The Know the CBRN Terrorism Threats to Transportation Act (H.R.3350) directs the Department of Homeland Security’s Office of Intelligence and Analysis to conduct a terrorism threat assessment in consultation with U.S. Customs and Border Protection and the Transportation Security Administration within 90 days of enactment of the bill and requires that the findings are shared with federal, state and local partners.
Higgins’s bill comes in response to a plan by the U.S. Department of Energy (DOE) to begin the transport of highly-enriched liquid uranium from Chalk River Ontario to the DOE’s Savannah Energy River site in Aiken, South Carolina via the Peace Bridge in 2016. Congressman Higgins’ Western New York district borders Lake Erie and Canada and includes two northern border rail crossings and three automobile crossings, including the Peace Bridge, the busiest passenger crossing on the northern border and the second busiest cargo point of entry.
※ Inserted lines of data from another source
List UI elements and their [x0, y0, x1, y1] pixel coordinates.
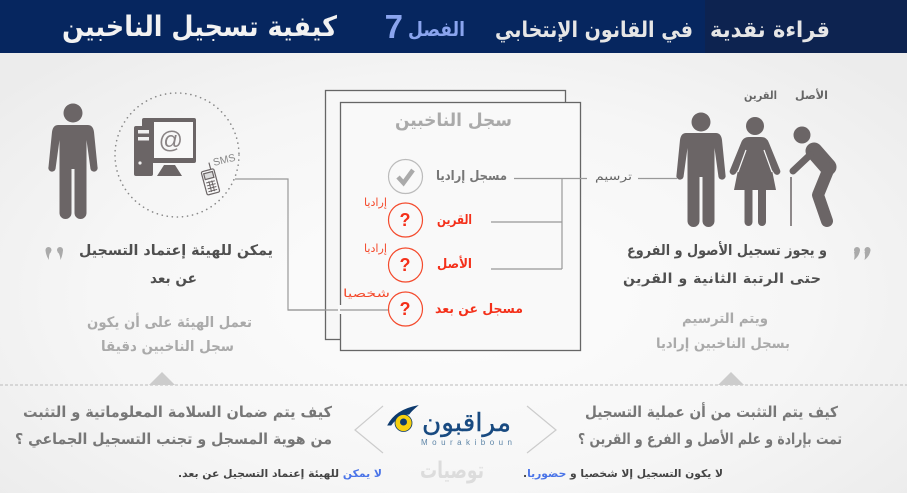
icon: woman: [730, 117, 780, 226]
connectors: enrolment bracket: [491, 178, 677, 269]
main title: كيفية تسجيل الناخبين: [62, 10, 338, 43]
chevron: left: [355, 406, 383, 453]
label: ascendant: الأصل: [437, 255, 472, 272]
header series title: قراءة نقدية: [710, 18, 830, 43]
chapter label: الفصل: [408, 17, 465, 41]
header subtitle: في القانون الإنتخابي: [495, 18, 693, 43]
icon: quote marks, left: [46, 247, 63, 260]
check circle: voluntary voter: [388, 160, 422, 194]
question circle: remote voter: ?: [400, 299, 410, 319]
arrow: left pointer: [149, 372, 175, 385]
header bar: [0, 0, 907, 53]
text block: ascendants and descendants: [623, 241, 827, 287]
question block: right: كيف يتم التثبت من أن عملية التسجيل: [585, 402, 838, 421]
icon: remote channels circle: [115, 93, 239, 217]
logo latin name: Mourakiboun: [421, 438, 512, 447]
icon: computer: @: [159, 127, 183, 154]
icon: quote marks, right: [854, 247, 870, 260]
chevron: right: [527, 406, 556, 453]
logo eye: [388, 406, 417, 432]
question circle: ascendant: [388, 248, 422, 282]
text block: voluntary enrolment: ويتم الترسيم: [682, 311, 768, 327]
question block: left: [15, 403, 332, 448]
question block: right: تمت بإرادة و علم الأصل و الفرع و القرين ؟: [578, 430, 842, 448]
register sheets: [288, 90, 580, 350]
label: spouse: القرين: [437, 213, 472, 228]
question block: left: كيف يتم ضمان السلامة المعلوماتية و التثبت: [23, 403, 332, 421]
text block: ascendants and descendants: حتى الرتبة الثانية و القرين: [623, 271, 821, 287]
text block: voluntary enrolment: [656, 311, 790, 352]
question block: left: من هوية المسجل و تجنب التسجيل الجماعي ؟: [15, 430, 332, 448]
chapter number: 7: [385, 8, 403, 45]
text block: ascendants and descendants: و يجوز تسجيل الأصول و الفروع: [627, 241, 827, 259]
logo wordmark: مراقبون: [422, 408, 511, 437]
question block: right: [578, 402, 842, 448]
icon: man, right: [676, 112, 726, 227]
heading: recommendations: توصيات: [420, 458, 484, 484]
icon: elderly man with cane: [791, 126, 829, 226]
label: SMS: SMS: [212, 152, 237, 169]
sheet title: سجل الناخبين: [395, 110, 512, 131]
icon: mobile phone: [199, 162, 220, 195]
labels: ascendant and spouse: الأصل: [795, 88, 828, 102]
text block: accurate register: [87, 313, 252, 355]
arrow: right pointer: [718, 372, 744, 385]
label: voluntary voter: مسجل إراديا: [436, 169, 507, 184]
question circle: spouse: ?: [400, 210, 410, 230]
text block: accurate register: تعمل الهيئة على أن يكون: [87, 313, 252, 331]
question circle: remote voter: [388, 292, 422, 326]
recommendation: right: لا يكون التسجيل إلا شخصيا و حضوريا.: [523, 468, 723, 480]
text block: remote accreditation: عن بعد: [150, 271, 197, 287]
note: voluntary spouse: إراديا: [364, 196, 387, 209]
text block: remote accreditation: يمكن للهيئة إعتماد التسجيل: [79, 243, 273, 259]
icon: man, left: [48, 104, 98, 219]
labels: ascendant and spouse: [744, 88, 828, 102]
text block: remote accreditation: [79, 243, 273, 287]
label: enrolment: ترسيم: [595, 170, 632, 183]
text block: accurate register: سجل الناخبين دقيقا: [101, 339, 234, 355]
connector: remote registration to sheet: [235, 179, 388, 310]
question circle: ascendant: ?: [400, 255, 410, 275]
note: in person: شخصيا: [343, 287, 390, 300]
dashed divider: [0, 384, 907, 386]
question circle: spouse: [388, 203, 422, 237]
label: remote voter: مسجل عن بعد: [435, 302, 523, 317]
note: voluntary ascendant: إراديا: [364, 242, 387, 255]
recommendation: left: لا يمكن للهيئة إعتماد التسجيل عن بعد.: [178, 468, 382, 480]
text block: voluntary enrolment: بسجل الناخبين إراديا: [656, 336, 790, 352]
labels: ascendant and spouse: القرين: [744, 89, 777, 102]
logo: Mourakiboun: [388, 406, 512, 447]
In addition, the route crosses the Niagara River, which feeds Niagara Falls and connects two of the Great Lakes, which in its entirety contains 95% of the surface fresh water in the United States. Higgins argues that an attack, or even an accident involving one of these trucks, would have catastrophic consequences.
Higgins, a member of the House of Representatives Committee on Homeland Security, began the push for a threat assessment in 2014 with a letter to the Department of Energy and won approval for an amendment to HR 2200 the Chemical, Biological, Radiological, and Nuclear (CBRN) Intelligence and Information Sharing Act of 2015 earlier this year.